I don't think this is about whether a 15 year old is capable of looking after the los. I think this is about having to. Five days a week doesn't allow the 15 year old any time to pursue her own interests after school. I think a couple of days a week would be fairer

Laugs · 01/05/2008 07:57

The best thing about being 15 is dawdling around after school with friends or - ooh - boys.

None of my friends really lived close, which meant we didn't get together in the evenings, so the hour or so after school was really the time for socialising.

It depends on your DD though. Have you discussed it with her and she's happy to help out?

If you think she's grown up enough to mind your other kids, she's grown up enough to be involved in that decision-making process.

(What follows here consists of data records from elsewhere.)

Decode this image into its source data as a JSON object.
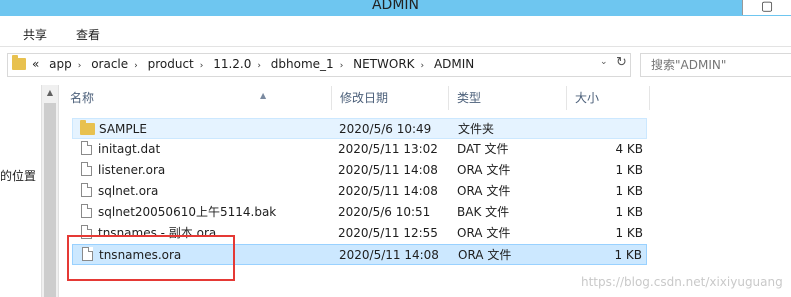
{
  "window": {
    "title": "ADMIN",
    "control_glyph": "▢"
  },
  "ribbon": {
    "tabs": [
      "共享",
      "查看"
    ]
  },
  "address": {
    "overflow": "«",
    "crumbs": [
      "app",
      "oracle",
      "product",
      "11.2.0",
      "dbhome_1",
      "NETWORK",
      "ADMIN"
    ],
    "separator": "›",
    "dropdown": "⌄",
    "refresh": "↻"
  },
  "search": {
    "placeholder": "搜索\"ADMIN\""
  },
  "nav": {
    "partial_label": "的位置"
  },
  "columns": {
    "name": "名称",
    "modified": "修改日期",
    "type": "类型",
    "size": "大小"
  },
  "files": [
    {
      "name": "SAMPLE",
      "modified": "2020/5/6 10:49",
      "type": "文件夹",
      "size": "",
      "icon": "folder-icon",
      "state": "hover"
    },
    {
      "name": "initagt.dat",
      "modified": "2020/5/11 13:02",
      "type": "DAT 文件",
      "size": "4 KB",
      "icon": "file-icon",
      "state": ""
    },
    {
      "name": "listener.ora",
      "modified": "2020/5/11 14:08",
      "type": "ORA 文件",
      "size": "1 KB",
      "icon": "file-icon",
      "state": ""
    },
    {
      "name": "sqlnet.ora",
      "modified": "2020/5/11 14:08",
      "type": "ORA 文件",
      "size": "1 KB",
      "icon": "file-icon",
      "state": ""
    },
    {
      "name": "sqlnet20050610上午5114.bak",
      "modified": "2020/5/6 10:51",
      "type": "BAK 文件",
      "size": "1 KB",
      "icon": "file-icon",
      "state": ""
    },
    {
      "name": "tnsnames - 副本.ora",
      "modified": "2020/5/11 12:55",
      "type": "ORA 文件",
      "size": "1 KB",
      "icon": "file-icon",
      "state": ""
    },
    {
      "name": "tnsnames.ora",
      "modified": "2020/5/11 14:08",
      "type": "ORA 文件",
      "size": "1 KB",
      "icon": "file-icon",
      "state": "sel"
    }
  ],
  "watermark": "https://blog.csdn.net/xixiyuguang",
  "colors": {
    "titlebar": "#6ec6f0",
    "selection": "#cce8ff",
    "annotation": "#e53935"
  }
}
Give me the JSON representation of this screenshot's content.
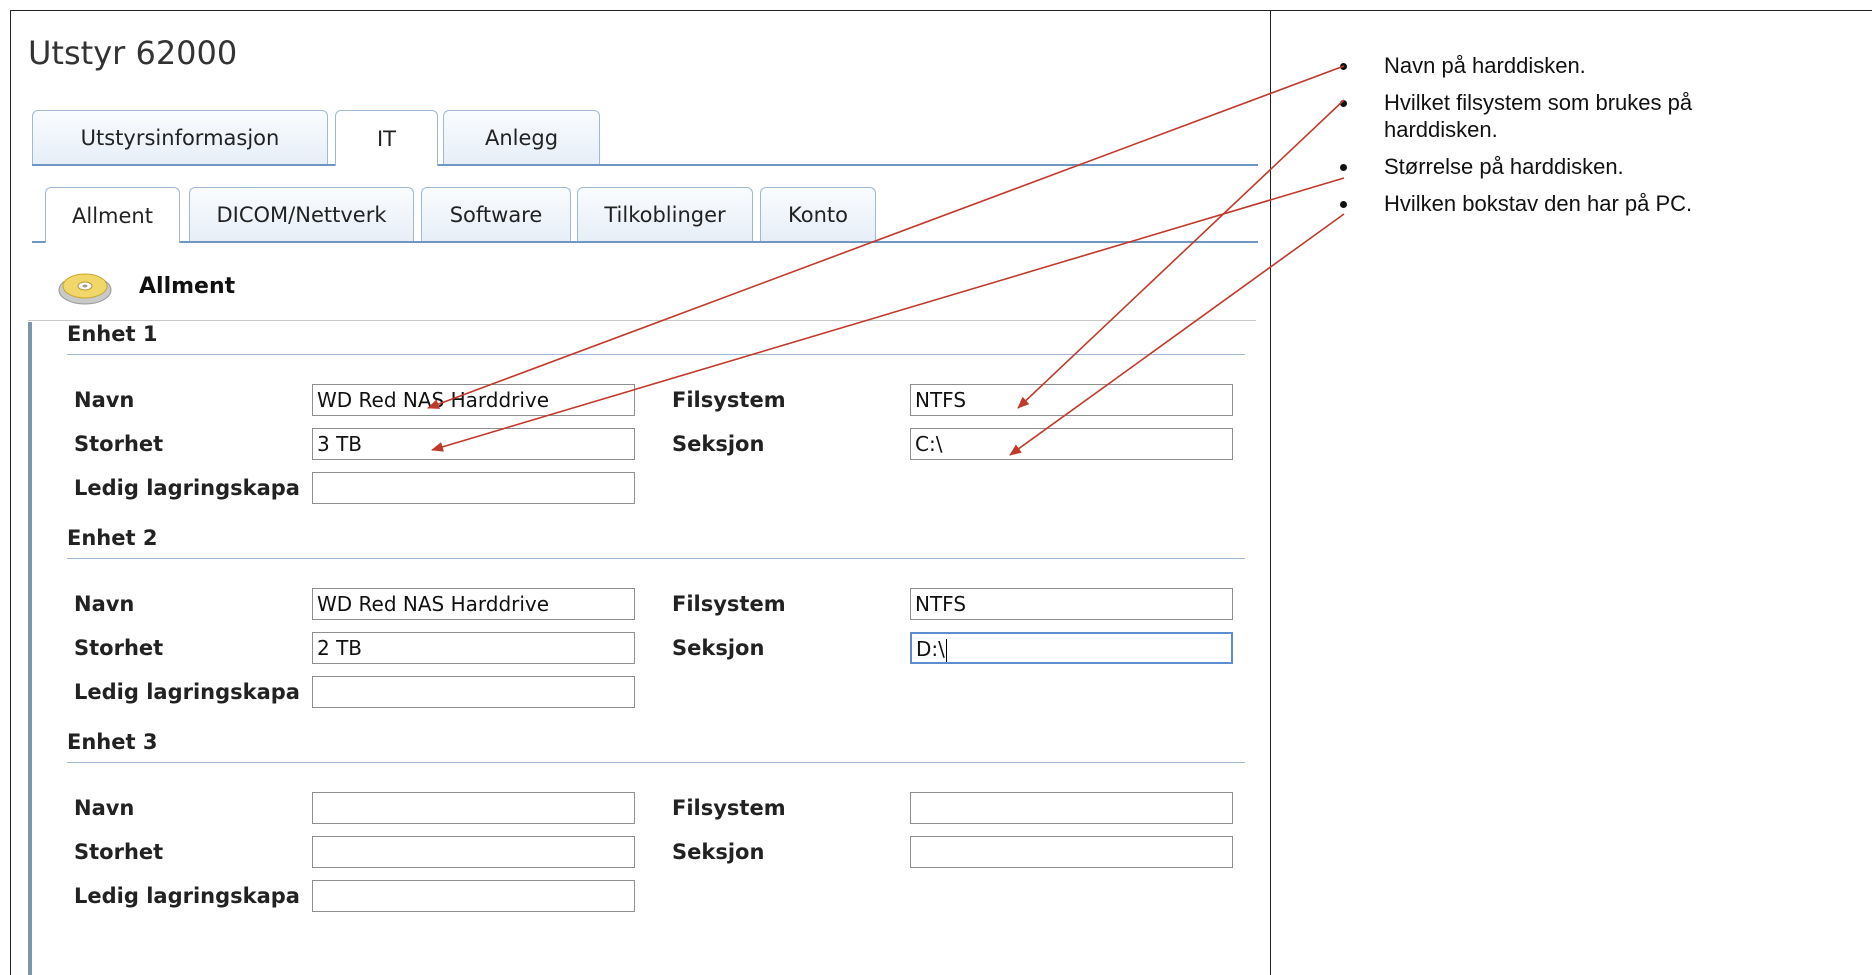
{
  "page_title": "Utstyr 62000",
  "tabs_top": [
    {
      "label": "Utstyrsinformasjon",
      "active": false
    },
    {
      "label": "IT",
      "active": true
    },
    {
      "label": "Anlegg",
      "active": false
    }
  ],
  "tabs_sub": [
    {
      "label": "Allment",
      "active": true
    },
    {
      "label": "DICOM/Nettverk",
      "active": false
    },
    {
      "label": "Software",
      "active": false
    },
    {
      "label": "Tilkoblinger",
      "active": false
    },
    {
      "label": "Konto",
      "active": false
    }
  ],
  "section": {
    "title": "Allment",
    "icon": "disk-icon"
  },
  "field_labels": {
    "navn": "Navn",
    "storhet": "Storhet",
    "ledig": "Ledig lagringskapa",
    "filsystem": "Filsystem",
    "seksjon": "Seksjon"
  },
  "units": [
    {
      "title": "Enhet 1",
      "navn": "WD Red NAS Harddrive",
      "storhet": "3 TB",
      "ledig": "",
      "filsystem": "NTFS",
      "seksjon": "C:\\"
    },
    {
      "title": "Enhet 2",
      "navn": "WD Red  NAS Harddrive",
      "storhet": "2 TB",
      "ledig": "",
      "filsystem": "NTFS",
      "seksjon": "D:\\",
      "seksjon_focused": true
    },
    {
      "title": "Enhet 3",
      "navn": "",
      "storhet": "",
      "ledig": "",
      "filsystem": "",
      "seksjon": ""
    }
  ],
  "notes": [
    "Navn på harddisken.",
    "Hvilket filsystem som brukes på harddisken.",
    "Størrelse på harddisken.",
    "Hvilken bokstav den har på PC."
  ],
  "colors": {
    "arrow": "#c0392b",
    "tab_border": "#9fb8d3",
    "focus": "#5b8ed0"
  }
}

Once she turns 16, she might also want to get a part-time job, so you'll have to consider what you'd do then. I think it would be unfair not to allow her to earn her own money unless she was paid something for minding the kids.

CrackerOfNuts · 01/05/2008 08:17

Have you asked you 15 yr old if they mind ? Or are you just going to tell them they have to ??

What if they want to stay behind for an after school activity or go to a friends straight from school ??

brimfull · 01/05/2008 08:22

Have only read OP

I think your 15 yr old may find it a pita,as most teens like to walk home/socialise after school.

I don't see anything morally wrong with it though.

I work nights,have just got home8am,dd 16 has been alone with ds 5 yrs since dh went to work at 5:30m.Asleep for most of it but they are fine.

PosieParker · 01/05/2008 08:25

Harsh but fair, you had your children not your 15 year old. They need to help but not at their expense, what about their school work? Friends etc? Maybe once or twice a week would be okay. Would you finsh at 5 or get back at 5?